La población local sostiene que el combustible persiste en las costas, invalidando las declaraciones que minimizan el impacto ambiental en la zona sur del estado. Mediante grabaciones difundidas en plataformas digitales, los inconformes advirtieron que cuentan con pruebas documentales y físicas que confirman la contaminación vigente, exigiendo que esta información sea comunicada a los mandos superiores para evitar que la problemática permanezca invisibilizada.
Evidencias de campo y fallos en el programa de remediación
"Vamos a evidenciar, vamos a ir con palas, vamos a hacer excavaciones en toda el área para que vean que todavía hay hidrocarburo", sentenció uno de los ciudadanos afectados. Esta determinación de realizar excavaciones propias surge como respuesta a la necesidad de cuantificar una afectación que consideran de gran magnitud.

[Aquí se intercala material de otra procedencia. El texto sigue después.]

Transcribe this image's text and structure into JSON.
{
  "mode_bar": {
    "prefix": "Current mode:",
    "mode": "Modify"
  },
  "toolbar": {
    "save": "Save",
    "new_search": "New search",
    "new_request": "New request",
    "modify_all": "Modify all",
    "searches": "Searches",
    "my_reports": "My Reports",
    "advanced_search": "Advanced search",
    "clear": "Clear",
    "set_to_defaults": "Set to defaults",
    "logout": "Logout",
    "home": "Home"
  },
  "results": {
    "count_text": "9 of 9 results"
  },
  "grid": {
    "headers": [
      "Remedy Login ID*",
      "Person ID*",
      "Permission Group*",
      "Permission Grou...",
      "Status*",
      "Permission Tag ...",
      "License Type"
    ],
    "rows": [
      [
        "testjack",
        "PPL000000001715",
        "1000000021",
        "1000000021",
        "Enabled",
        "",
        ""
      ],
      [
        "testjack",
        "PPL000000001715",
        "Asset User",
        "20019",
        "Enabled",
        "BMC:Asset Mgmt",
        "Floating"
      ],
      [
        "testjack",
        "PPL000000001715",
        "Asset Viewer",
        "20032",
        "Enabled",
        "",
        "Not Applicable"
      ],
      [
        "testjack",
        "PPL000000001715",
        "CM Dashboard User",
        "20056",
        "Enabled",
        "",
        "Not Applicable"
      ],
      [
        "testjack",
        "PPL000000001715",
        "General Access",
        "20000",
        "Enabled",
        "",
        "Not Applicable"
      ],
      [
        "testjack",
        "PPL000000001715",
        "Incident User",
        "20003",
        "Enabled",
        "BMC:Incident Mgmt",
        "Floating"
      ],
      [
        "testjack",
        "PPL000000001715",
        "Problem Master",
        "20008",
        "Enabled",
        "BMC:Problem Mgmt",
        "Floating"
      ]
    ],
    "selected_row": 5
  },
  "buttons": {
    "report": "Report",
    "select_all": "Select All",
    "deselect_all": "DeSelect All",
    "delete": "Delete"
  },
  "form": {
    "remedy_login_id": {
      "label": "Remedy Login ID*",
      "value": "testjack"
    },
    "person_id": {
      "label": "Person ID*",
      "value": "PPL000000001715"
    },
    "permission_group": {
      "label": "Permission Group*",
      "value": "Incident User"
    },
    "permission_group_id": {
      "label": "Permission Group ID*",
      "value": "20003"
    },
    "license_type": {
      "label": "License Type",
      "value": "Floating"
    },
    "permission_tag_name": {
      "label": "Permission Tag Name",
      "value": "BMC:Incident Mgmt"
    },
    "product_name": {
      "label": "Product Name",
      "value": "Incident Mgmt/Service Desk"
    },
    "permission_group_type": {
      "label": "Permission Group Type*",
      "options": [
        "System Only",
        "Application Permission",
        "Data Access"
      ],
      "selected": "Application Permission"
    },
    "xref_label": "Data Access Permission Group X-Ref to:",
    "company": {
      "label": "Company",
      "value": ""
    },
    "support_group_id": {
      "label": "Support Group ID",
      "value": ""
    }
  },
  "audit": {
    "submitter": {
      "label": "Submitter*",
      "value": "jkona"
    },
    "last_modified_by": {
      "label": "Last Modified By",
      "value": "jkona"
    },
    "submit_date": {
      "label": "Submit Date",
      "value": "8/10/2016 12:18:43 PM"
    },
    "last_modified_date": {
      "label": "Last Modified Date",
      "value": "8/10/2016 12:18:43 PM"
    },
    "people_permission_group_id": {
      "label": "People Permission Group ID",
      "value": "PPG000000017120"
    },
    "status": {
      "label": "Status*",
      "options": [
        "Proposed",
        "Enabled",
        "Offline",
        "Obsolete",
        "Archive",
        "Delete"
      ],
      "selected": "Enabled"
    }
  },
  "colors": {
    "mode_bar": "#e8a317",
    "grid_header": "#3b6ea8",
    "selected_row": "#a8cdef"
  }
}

La comunidad cuestiona la postura de minimizar un evento que ha alterado drásticamente su entorno natural y sustento económico.

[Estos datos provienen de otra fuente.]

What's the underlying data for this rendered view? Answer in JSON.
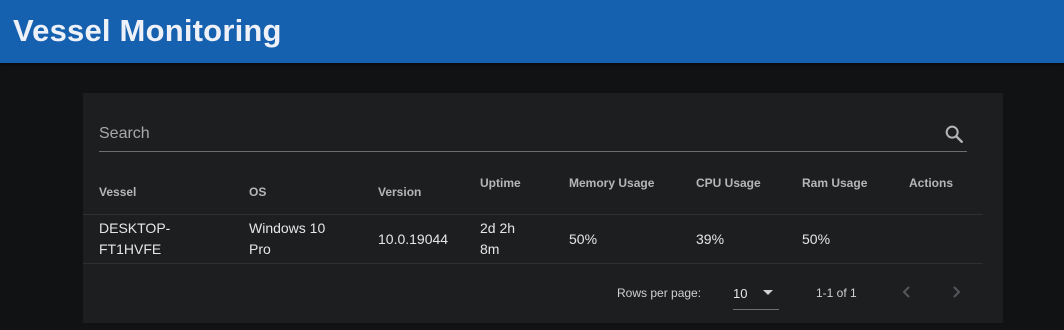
{
  "header": {
    "title": "Vessel Monitoring",
    "bg_color": "#1660b0"
  },
  "search": {
    "placeholder": "Search",
    "icon": "search-icon"
  },
  "table": {
    "columns": [
      "Vessel",
      "OS",
      "Version",
      "Uptime",
      "Memory Usage",
      "CPU Usage",
      "Ram Usage",
      "Actions"
    ],
    "rows": [
      {
        "vessel_line1": "DESKTOP-",
        "vessel_line2": "FT1HVFE",
        "os_line1": "Windows 10",
        "os_line2": "Pro",
        "version": "10.0.19044",
        "uptime_line1": "2d 2h",
        "uptime_line2": "8m",
        "memory": "50%",
        "cpu": "39%",
        "ram": "50%"
      }
    ]
  },
  "pagination": {
    "rows_per_page_label": "Rows per page:",
    "rows_per_page_value": "10",
    "range": "1-1 of 1",
    "prev_icon": "chevron-left-icon",
    "next_icon": "chevron-right-icon"
  }
}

Además de la crisis ambiental, los trabajadores del programa de limpieza señalaron irregularidades operativas críticas:
- Carencia de equipamiento: La empresa responsable de la gestión de residuos no suministró las herramientas ni el equipo de protección necesarios para la manipulación de sustancias tóxicas.
- Incumplimiento salarial: Se reportan adeudos significativos en los pagos acordados con los habitantes de Pajapan subcontratados para las labores de saneamiento.

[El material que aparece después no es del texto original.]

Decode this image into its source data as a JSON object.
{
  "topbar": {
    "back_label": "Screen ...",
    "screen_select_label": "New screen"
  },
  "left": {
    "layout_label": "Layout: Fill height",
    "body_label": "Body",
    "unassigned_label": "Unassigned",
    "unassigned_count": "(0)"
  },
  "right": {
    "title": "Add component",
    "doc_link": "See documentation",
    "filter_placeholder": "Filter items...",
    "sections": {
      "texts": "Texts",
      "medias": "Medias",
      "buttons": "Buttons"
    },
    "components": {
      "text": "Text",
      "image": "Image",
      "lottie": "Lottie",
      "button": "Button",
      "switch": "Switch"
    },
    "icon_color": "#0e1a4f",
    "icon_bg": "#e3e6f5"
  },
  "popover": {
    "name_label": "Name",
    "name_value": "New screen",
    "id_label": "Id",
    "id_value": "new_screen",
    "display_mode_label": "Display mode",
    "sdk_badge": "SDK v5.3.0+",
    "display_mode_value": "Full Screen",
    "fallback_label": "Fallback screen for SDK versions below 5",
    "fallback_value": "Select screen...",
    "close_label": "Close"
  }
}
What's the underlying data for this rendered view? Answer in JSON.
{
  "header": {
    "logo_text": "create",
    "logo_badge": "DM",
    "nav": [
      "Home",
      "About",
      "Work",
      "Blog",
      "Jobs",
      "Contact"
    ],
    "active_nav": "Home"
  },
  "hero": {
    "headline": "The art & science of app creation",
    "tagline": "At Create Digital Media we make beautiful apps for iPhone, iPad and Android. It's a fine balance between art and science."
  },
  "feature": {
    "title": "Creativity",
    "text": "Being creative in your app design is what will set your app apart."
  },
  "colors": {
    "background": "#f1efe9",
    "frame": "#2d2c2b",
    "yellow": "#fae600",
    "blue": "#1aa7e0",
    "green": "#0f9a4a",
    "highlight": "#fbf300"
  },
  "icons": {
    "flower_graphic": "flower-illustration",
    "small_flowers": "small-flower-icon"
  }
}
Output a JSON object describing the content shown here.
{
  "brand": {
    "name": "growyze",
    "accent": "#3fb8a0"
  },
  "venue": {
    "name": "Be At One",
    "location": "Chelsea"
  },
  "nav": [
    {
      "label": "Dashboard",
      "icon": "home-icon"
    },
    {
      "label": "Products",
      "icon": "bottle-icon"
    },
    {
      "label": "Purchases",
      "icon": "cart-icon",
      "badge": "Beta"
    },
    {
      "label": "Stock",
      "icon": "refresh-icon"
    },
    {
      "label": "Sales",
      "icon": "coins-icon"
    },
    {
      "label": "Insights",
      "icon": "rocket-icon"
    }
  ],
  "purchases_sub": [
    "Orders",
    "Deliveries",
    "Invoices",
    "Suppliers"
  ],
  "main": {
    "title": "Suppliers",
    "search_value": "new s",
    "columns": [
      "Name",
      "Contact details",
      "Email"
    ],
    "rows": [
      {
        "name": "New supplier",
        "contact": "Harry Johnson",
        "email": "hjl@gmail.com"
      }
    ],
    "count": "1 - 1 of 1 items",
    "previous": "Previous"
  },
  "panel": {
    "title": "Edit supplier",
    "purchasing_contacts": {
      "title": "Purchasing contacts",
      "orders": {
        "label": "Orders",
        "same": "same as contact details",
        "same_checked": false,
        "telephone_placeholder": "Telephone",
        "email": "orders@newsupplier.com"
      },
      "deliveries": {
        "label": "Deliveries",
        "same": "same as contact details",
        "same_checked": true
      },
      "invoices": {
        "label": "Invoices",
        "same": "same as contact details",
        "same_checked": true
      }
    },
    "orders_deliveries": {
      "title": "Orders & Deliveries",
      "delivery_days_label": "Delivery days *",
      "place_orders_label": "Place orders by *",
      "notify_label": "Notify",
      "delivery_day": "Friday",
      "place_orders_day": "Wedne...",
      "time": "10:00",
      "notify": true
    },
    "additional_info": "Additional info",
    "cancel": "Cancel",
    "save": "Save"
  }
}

- Condiciones laborales: La falta de pago completo ha generado un clima de incertidumbre entre los trabajadores que dependen de este ingreso temporal tras la pérdida de sus empleos habituales.
Desplazamiento económico y la controversia del sargazo
Desde principios de marzo, Pajapan fue de las primeras demarcaciones en alertar sobre la llegada masiva de manchas de chapopote. Este fenómeno provocó el cese inmediato de actividades para pescadores y prestadores de servicios turísticos, eliminando sus fuentes de ingreso. Ante la emergencia, el esquema de empleo temporal para la limpieza se presentó como la única alternativa de subsistencia, misma que hoy se ve empañada por la falta de pagos.
La controversia se intensificó tras reportes sobre bolsas abandonadas con residuos en las playas. Mientras medios locales y pobladores aseguran que se trata de hidrocarburo sin tratamiento, la Secretaría de Marina emitió un comunicado el 12 de abril argumentando que dicho material consiste exclusivamente en sargazo recolectado por personal civil.
Postura oficial de la Secretaría de Marina
La institución naval precisó que las labores de recolección no fueron ejecutadas directamente por personal militar, sino por aproximadamente 100 pobladores locales bajo la supervisión de una firma privada. Según la Semar, los puntos de acopio en la playa funcionan como celdas de concentración temporal antes de su retiro final. No obstante, para los habitantes de Jicacal, la distinción técnica entre residuos no mitiga la realidad del hidrocarburo que aún emerge de la arena bajo sus pies.